= Aristotle of Mytilene =

2nd century Greek Peripatetic philosopher

Aristotle of Mytilene (or Aristoteles, Ἀριστοτέλης ὁ Μυτιληναῖος; fl. 2nd century) was a distinguished Peripatetic philosopher in the time of Galen. It has been argued that he was a teacher of Alexander of Aphrodisias.

Galen (writing c. 190) referred to him as "a leading figure in Peripatetic scholarship." According to Galen, Aristotle of Mytilene never drank cold water because it gave him spasms, but he was attacked with a disease in which it was thought necessary for him to take it. He drank the cold water and died.

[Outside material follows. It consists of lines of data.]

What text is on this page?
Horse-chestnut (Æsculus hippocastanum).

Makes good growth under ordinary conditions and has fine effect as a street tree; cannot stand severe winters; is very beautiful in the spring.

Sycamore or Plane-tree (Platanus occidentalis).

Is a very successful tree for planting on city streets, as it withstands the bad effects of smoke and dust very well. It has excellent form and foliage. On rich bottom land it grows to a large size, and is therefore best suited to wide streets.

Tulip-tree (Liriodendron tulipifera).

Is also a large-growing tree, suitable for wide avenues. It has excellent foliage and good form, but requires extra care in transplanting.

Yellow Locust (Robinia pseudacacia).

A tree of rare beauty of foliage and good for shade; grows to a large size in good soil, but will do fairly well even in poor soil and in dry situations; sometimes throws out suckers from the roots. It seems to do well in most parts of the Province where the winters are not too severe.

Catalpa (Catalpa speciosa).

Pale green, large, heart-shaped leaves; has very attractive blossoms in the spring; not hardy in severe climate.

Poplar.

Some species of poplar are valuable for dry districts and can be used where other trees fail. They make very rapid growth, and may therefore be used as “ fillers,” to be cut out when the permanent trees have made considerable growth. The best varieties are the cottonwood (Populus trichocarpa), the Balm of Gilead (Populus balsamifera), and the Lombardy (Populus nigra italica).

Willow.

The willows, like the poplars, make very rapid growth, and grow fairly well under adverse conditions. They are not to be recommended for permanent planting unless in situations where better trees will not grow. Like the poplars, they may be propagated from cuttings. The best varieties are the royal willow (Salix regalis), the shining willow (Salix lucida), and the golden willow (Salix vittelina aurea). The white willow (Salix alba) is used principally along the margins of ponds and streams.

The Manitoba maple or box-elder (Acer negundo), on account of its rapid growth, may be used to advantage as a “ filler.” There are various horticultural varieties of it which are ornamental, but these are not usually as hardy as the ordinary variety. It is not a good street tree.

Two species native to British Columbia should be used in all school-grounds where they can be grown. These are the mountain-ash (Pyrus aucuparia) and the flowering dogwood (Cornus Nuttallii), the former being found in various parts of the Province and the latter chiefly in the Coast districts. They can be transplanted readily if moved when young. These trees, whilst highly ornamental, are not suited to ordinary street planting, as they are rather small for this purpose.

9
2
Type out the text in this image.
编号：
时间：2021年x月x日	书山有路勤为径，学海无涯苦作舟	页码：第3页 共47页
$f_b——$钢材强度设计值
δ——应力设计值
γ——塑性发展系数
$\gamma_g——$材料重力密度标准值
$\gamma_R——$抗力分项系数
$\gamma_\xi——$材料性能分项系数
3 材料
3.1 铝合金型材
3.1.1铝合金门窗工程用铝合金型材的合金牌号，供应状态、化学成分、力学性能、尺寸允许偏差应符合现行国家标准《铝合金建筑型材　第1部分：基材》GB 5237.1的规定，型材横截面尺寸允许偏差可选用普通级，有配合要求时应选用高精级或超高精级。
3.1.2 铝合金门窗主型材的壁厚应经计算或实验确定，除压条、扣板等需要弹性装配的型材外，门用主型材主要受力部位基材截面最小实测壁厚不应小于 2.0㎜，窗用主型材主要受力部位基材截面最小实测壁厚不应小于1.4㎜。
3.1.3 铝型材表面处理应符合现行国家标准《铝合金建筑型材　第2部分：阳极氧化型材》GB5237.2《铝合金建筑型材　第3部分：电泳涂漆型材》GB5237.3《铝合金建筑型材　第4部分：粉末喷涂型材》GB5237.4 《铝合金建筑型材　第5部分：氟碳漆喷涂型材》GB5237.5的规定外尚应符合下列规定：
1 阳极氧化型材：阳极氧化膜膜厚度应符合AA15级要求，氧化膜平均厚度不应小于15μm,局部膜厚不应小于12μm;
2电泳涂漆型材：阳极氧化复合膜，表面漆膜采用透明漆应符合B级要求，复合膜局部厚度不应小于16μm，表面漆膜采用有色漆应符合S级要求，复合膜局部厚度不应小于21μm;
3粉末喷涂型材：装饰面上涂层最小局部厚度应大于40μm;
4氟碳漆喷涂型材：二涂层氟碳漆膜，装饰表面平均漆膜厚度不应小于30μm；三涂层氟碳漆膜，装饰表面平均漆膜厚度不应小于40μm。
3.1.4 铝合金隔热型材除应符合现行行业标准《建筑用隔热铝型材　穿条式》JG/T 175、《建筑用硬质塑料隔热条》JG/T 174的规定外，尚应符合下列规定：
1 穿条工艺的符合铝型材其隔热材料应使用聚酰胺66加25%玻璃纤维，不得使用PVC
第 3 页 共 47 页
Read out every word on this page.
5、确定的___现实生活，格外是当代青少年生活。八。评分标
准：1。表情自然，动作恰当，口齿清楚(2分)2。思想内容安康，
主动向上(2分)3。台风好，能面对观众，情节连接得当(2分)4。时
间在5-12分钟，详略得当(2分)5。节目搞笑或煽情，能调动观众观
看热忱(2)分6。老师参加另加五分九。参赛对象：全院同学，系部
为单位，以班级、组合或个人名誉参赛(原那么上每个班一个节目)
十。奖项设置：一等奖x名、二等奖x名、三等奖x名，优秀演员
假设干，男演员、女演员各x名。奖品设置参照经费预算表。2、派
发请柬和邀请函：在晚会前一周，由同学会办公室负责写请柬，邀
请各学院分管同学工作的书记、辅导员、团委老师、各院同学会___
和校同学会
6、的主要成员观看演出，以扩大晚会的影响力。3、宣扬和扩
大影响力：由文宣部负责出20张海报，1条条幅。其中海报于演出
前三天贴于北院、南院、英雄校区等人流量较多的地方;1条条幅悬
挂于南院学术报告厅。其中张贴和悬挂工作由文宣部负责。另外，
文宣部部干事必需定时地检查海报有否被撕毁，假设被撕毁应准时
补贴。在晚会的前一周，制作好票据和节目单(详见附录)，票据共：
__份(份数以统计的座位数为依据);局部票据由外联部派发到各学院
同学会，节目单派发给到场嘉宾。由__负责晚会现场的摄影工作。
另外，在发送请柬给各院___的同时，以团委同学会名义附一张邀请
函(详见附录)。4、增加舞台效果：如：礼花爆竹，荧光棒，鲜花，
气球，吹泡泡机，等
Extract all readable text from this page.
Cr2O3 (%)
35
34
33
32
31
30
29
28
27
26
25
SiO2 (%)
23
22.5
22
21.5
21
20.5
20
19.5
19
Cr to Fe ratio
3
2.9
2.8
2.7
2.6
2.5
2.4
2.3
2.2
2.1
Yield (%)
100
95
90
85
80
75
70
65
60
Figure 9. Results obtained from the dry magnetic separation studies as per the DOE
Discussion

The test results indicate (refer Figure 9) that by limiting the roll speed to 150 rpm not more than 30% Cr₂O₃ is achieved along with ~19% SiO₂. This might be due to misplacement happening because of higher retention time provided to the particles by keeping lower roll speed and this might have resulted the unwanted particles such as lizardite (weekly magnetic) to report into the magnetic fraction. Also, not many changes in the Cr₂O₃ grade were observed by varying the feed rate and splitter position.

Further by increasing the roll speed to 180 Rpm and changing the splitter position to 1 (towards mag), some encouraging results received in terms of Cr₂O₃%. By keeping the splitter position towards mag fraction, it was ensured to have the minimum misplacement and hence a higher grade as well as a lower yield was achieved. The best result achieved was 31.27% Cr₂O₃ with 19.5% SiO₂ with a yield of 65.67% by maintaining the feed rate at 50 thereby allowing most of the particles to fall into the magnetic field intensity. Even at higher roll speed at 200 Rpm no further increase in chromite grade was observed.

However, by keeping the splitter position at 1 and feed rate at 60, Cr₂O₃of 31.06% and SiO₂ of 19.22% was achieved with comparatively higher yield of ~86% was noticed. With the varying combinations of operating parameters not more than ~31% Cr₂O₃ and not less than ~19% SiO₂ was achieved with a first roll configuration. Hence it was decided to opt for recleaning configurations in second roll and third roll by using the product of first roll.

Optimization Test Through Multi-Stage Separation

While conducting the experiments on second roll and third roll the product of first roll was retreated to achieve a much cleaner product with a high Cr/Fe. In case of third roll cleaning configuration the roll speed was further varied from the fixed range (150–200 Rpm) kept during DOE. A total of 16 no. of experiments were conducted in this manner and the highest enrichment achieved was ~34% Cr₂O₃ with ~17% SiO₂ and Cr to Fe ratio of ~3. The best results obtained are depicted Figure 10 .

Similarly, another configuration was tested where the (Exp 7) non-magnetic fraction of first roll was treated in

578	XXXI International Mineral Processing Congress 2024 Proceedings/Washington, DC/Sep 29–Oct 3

It was argued by Paul Moraux in 1967 that Aristotle of Mytilene was a teacher of Alexander of Aphrodisias. Previous scholars had noted that ancient texts refer to an "Aristotle" as a teacher of Alexander of Aphrodisias, and, unaware of any 2nd-century philosophers by that name, had emended the name to "Aristocles". If Moraux's theory is correct, and Aristotle of Mytilene was Alexander's teacher, then his philosophical views are represented in a passage of Alexander's On Intellect dealing with the doctrine of "the external intellect".

This theory, however, was criticised by Pierre Thillet in 1984. Thillet argued that the text that refers to Aristotle as Alexander's teacher might merely mean that Alexander learned from the writings of the famous Aristotle.